Traffico nel caos e vigili urbani in bolletta

Claudia Passa

Non è stato solo l’effetto di una giornata di ordinario delirio metropolitano, fra lo sciopero del trasporto pubblico, l’ennesima manifestazione in centro, semafori rotti e varchi elettronici disattivati, a trasformare ieri le strade di Roma in una bolgia infernale. Ai cittadini esasperati che chiedevano dove fossero finiti i vigili urbani, gli agenti in servizio rispondevano allargando le braccia: «Non lo sa? Non abbiamo personale...». Stavolta non si tratta solo della cronica carenza d’organico che affligge i “pizzardoni” della capitale. Chissà se è l’anticipo di quel che accadrà con la Finanziaria del governo Prodi. Di certo la circolare “urgentissima” trasmessa il 5 ottobre da Giovanni Catanzaro a tutti i dirigenti della Municipale lascia poco spazio all’immaginazione: le casse del Corpo sono a secco, dunque non sarà possibile finanziare neanche un’ora di straordinario.
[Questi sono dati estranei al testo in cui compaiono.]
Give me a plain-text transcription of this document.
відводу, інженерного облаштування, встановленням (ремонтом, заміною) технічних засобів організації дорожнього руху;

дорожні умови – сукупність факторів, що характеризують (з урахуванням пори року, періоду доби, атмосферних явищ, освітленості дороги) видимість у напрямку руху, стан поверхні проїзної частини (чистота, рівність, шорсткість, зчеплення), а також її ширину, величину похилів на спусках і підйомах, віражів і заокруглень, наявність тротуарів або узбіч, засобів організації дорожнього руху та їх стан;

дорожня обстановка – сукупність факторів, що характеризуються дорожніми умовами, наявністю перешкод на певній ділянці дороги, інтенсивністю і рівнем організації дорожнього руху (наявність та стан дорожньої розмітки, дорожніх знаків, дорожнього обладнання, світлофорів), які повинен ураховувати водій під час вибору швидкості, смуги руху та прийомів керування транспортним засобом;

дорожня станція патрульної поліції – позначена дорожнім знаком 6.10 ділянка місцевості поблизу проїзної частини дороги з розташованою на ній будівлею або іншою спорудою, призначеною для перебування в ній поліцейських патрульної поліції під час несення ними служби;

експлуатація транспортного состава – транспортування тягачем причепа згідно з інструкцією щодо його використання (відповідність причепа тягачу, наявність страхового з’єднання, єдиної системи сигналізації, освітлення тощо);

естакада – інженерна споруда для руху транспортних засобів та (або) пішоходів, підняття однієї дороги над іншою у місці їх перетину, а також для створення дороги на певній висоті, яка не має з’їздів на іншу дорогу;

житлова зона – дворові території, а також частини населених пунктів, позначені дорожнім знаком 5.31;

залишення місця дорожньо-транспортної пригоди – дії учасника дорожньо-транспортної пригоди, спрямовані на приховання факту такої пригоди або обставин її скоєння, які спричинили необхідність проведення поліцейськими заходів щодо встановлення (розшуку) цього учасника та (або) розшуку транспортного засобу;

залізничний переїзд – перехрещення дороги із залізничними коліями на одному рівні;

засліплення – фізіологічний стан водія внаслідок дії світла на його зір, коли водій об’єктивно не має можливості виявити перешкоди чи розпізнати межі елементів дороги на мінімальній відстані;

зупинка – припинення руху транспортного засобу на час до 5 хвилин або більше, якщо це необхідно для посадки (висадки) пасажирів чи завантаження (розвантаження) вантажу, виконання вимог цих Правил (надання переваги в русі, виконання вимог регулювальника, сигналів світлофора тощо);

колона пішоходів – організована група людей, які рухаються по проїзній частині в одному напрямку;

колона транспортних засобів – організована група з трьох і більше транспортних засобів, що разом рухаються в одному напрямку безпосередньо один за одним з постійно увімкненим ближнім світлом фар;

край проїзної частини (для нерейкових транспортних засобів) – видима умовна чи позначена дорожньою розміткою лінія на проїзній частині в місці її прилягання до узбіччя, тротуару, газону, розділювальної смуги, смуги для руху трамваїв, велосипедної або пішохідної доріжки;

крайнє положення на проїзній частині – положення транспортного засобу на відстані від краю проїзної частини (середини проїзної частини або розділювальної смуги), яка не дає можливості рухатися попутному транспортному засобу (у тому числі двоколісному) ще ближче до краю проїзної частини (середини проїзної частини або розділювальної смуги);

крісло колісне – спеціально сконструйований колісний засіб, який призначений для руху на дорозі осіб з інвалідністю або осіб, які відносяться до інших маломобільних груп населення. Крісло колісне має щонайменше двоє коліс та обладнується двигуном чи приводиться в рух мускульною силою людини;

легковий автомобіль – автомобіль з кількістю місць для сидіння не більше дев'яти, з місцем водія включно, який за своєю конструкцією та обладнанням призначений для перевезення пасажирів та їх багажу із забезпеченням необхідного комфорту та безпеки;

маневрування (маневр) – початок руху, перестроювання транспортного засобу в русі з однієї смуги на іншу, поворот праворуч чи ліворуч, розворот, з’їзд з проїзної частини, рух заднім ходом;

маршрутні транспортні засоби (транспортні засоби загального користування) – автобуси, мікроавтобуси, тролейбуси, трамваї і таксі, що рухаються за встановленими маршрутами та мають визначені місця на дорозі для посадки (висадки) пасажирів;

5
Tutti i servizi dovranno essere fronteggiati dal personale in ordinario, e «tutte le richieste di assegnazione di fondi (...) relative al mese di ottobre e ai mesi successivi non possono allo stato avere positivo riscontro».
In considerazione «dell’attuale disponibilità finanziaria del Corpo – scrive Catanzaro – (...) non risulta possibile procedere ad alcuna assegnazione di somme, né sul Fondo Ricorrente né sul Fondo Roma Capitale». Di conseguenza, «non potranno essere liquidate prestazioni di lavoro straordinario ad alcun titolo effettuate, per cui anche i servizi relativi ai mercati domenicali, alla vigilanza delle stazioni della metro, alla chiusura della via Appia, dovranno essere fronteggiati con il solo personale disponibile in turno ordinario». Prestazioni straordinarie, specifica Catanzaro, potranno essere autorizzate «solo nei limiti di eventuali fondi formalmente assegnati (...)». In caso contrario (ovvero in caso di pagamenti autorizzati dai dirigenti “per i quali non sia stata comunicata la relativa copertura finanziaria”), il comandante si premura di rammentare la «responsabilità amministrativo-contabile».
Se la coincidenza con lo sciopero dei mezzi sia stata casuale o meno, non è dato sapere. Di certo nei giorni in cui la sicurezza è in cima all’agenda politica della città, e alla vigilia della seduta straordinaria del consiglio comunale, le premesse non sono delle migliori. A lanciare il grido d’allarme è la Cisl, attraverso il responsabile per la Polizia municipale Giancarlo Cosentino e il segretario aggiunto Gabriele Di Bella. «Tutto ciò non potrà non avere ripercussioni sulla sicurezza della città – spiega Cosentino -, perché in una situazione di grave carenza di organico, se vengono meno le risorse viene vanificata anche la disponibilità degli agenti a sobbarcarsi turni aggiuntivi. E a risentirne saranno le zone più congestionate, la sicurezza notturna e soprattutto i servizi richiesti dalla Prefettura. Non è una rivendicazione economica – specifica Cosentino -, ma un richiamo verso l’amministrazione affinché non vanifichi la disponibilità dei vigili a dare un contributo». Per Di Bella, dell’ammanco di cassa «ci si poteva accorgere già a luglio, in fase di assestamento di bilancio. Più volte - afferma Di Bella - avevamo chiesto a Catanzaro di conoscere la situazione economica del Corpo». Ora il quadro catastrofico è sotto gli occhi di tutti, e Luigi Marucci, presidente dell’Ospol, chiede che «il servizio straordinario venga riservato a eventi eccezionali e la drammatica carenza di personale venga sanata una volta per tutte portando i vigili di Roma a ottomila unità». A questo proposito l’Ospol ha già indetto una manifestazione in Campidoglio il 24 ottobre proprio «per protestare - spiega Marucci - contro il blocco dei concorsi, interni ed esterni e il taglio degli straordinari».